Fear is slipping
Even while the S&P 500 remains below its 200-day average, the VIX has slipped to a multi-month low and is well below its long-term average of 20.
This has consistently led to trouble over the short- to medium-term as the ebbing of concern showed that investors were too quick to price in lower volatility. Most notably, over the next six months only two days managed to sport a positive return, and those were small.
Anything but average
The thrust in stocks over the past few weeks has taken almost all S&P 500 stocks above their 10- and 50-day averages, while fewer than 60% of them have managed to climb above their 200-day averages.
Over the next month, it was quite negative, with only 3 gains versus 6 losses, and risk twice as large as reward. But after that, the thrusting nature of the signals led to generally positive returns. Momentum does not die easily.

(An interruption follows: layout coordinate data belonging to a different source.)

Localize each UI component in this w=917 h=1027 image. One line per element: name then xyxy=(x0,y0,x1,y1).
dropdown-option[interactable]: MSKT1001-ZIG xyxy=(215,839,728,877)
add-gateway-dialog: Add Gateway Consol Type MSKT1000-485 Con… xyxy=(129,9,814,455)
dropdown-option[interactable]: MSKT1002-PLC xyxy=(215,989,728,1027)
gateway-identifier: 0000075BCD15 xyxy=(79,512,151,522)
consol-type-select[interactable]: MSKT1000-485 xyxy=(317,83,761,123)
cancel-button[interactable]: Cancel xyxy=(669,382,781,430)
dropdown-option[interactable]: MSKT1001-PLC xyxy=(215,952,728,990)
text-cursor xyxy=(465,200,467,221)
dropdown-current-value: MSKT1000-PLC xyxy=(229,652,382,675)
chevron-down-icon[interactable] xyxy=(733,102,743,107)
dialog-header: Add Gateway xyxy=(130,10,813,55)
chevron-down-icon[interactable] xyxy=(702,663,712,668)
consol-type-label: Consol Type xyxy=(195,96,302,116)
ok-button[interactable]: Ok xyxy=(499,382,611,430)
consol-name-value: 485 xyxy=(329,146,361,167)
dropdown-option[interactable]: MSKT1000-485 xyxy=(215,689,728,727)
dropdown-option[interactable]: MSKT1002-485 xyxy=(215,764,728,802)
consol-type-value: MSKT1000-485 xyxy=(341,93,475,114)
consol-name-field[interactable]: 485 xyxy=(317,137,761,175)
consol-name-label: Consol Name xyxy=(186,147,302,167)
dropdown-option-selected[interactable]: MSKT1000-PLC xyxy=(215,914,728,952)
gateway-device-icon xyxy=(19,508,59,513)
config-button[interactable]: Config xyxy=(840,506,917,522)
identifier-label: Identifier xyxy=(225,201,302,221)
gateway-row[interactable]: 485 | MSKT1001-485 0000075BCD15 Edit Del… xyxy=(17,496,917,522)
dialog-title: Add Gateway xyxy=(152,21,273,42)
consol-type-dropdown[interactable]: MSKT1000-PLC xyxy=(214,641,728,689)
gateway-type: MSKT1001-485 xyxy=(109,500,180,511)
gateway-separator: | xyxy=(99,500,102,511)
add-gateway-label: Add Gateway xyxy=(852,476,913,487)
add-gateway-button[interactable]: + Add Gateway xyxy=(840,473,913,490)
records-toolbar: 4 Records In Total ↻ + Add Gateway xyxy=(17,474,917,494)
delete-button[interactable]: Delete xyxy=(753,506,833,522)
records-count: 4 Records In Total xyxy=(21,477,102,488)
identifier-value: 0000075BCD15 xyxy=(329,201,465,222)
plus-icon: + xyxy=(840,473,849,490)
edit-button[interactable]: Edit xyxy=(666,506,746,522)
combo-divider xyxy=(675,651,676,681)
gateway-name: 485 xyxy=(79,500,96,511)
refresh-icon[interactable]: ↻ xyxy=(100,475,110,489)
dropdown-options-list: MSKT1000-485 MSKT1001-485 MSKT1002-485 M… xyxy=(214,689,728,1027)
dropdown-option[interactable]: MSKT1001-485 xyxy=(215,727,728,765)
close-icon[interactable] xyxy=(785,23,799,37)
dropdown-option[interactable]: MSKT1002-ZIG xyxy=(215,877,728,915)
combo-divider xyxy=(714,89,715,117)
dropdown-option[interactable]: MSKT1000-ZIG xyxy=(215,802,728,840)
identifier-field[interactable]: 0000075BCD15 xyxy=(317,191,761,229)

Optimism on gold has been ticking higher and is now above 60. During bear markets, optimism often peaks before getting much beyond 60 (during bull markets, it usually stays above 40). During gold’s bad 7-year stretch, when the Optimism Index was this high, its average return over the next month was -1.4% with only 28% of the days showing a positive return according to the Backtest Engine.
A little less strong
The McClellan Oscillator has ended its streak above 50 after 22 days. That was the longest streak in history. The only ones nearing it ended after 19 days on 1962-11-30 and 1966-11-11.